It’s a well-known fact that a warm up is an essential part of any vigorous training activity or prior to a race to avoid injury. However, perhaps not as many people understand what happens during a warm up to help with this or how much they should be doing to warm up properly. Similarly, cooling down is an equally significant part of any training session, yet it’s often something that’s overlooked as we rush from training to our next commitment.
Here’s what you need to know.
Warming up gets your body prepared to work by increasing muscle temperature for optimal flexibility and efficiency, gradually increasing heart rate to avoid cardiovascular stress and increasing blood flow to the muscles, ensuring they are properly oxygenated, looser and ready for the upcoming increased stress. Avoid stretching first up as part of your warm up; stretching cold muscles can actually be detrimental and cause an injury. Start off with some walking, light jogging or a spin on a stationary bike for 5-10 minutes. Add some dynamic stretching into the mix (stretching activity in which you keep moving, like a slow walking lunge) but keep the long-hold static stretching for after your run.
Once your main set or run is complete, spending at least 5 minutes walking or lightly jogging ensures continual blood flow to the body, meaning heart rate and blood pressure slowly decreases. This in turn helps void any feelings of light-headedness and decreases stress on the body.
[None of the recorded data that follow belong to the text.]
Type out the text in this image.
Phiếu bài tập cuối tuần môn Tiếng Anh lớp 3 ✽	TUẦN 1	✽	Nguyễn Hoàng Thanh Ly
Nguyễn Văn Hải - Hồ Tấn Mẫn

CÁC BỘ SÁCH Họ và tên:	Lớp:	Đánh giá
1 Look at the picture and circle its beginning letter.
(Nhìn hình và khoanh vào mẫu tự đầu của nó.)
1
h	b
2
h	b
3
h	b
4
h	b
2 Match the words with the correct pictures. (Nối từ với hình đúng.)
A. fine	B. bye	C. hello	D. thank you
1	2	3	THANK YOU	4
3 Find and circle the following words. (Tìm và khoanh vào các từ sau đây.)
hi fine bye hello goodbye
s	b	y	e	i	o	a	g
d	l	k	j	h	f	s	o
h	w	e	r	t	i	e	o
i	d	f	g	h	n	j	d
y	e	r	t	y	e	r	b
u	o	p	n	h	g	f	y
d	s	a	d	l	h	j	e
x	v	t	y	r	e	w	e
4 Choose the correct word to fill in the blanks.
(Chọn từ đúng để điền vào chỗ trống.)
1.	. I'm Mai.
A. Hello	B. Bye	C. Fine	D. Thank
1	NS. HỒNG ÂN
Follow this up with some static stretching of key muscle groups to avoid muscles becoming cool too quickly and tight (which can lead to injury). Think hamstrings, quads, glutes and hip flexors, but take care not to overdo it; allow your muscle’s natural resistance to guide you and don’t push a stretch to the point of pain.
The warm up and cool down are arguably the most important part of your training regime. Get them right and keep your body health and injury free.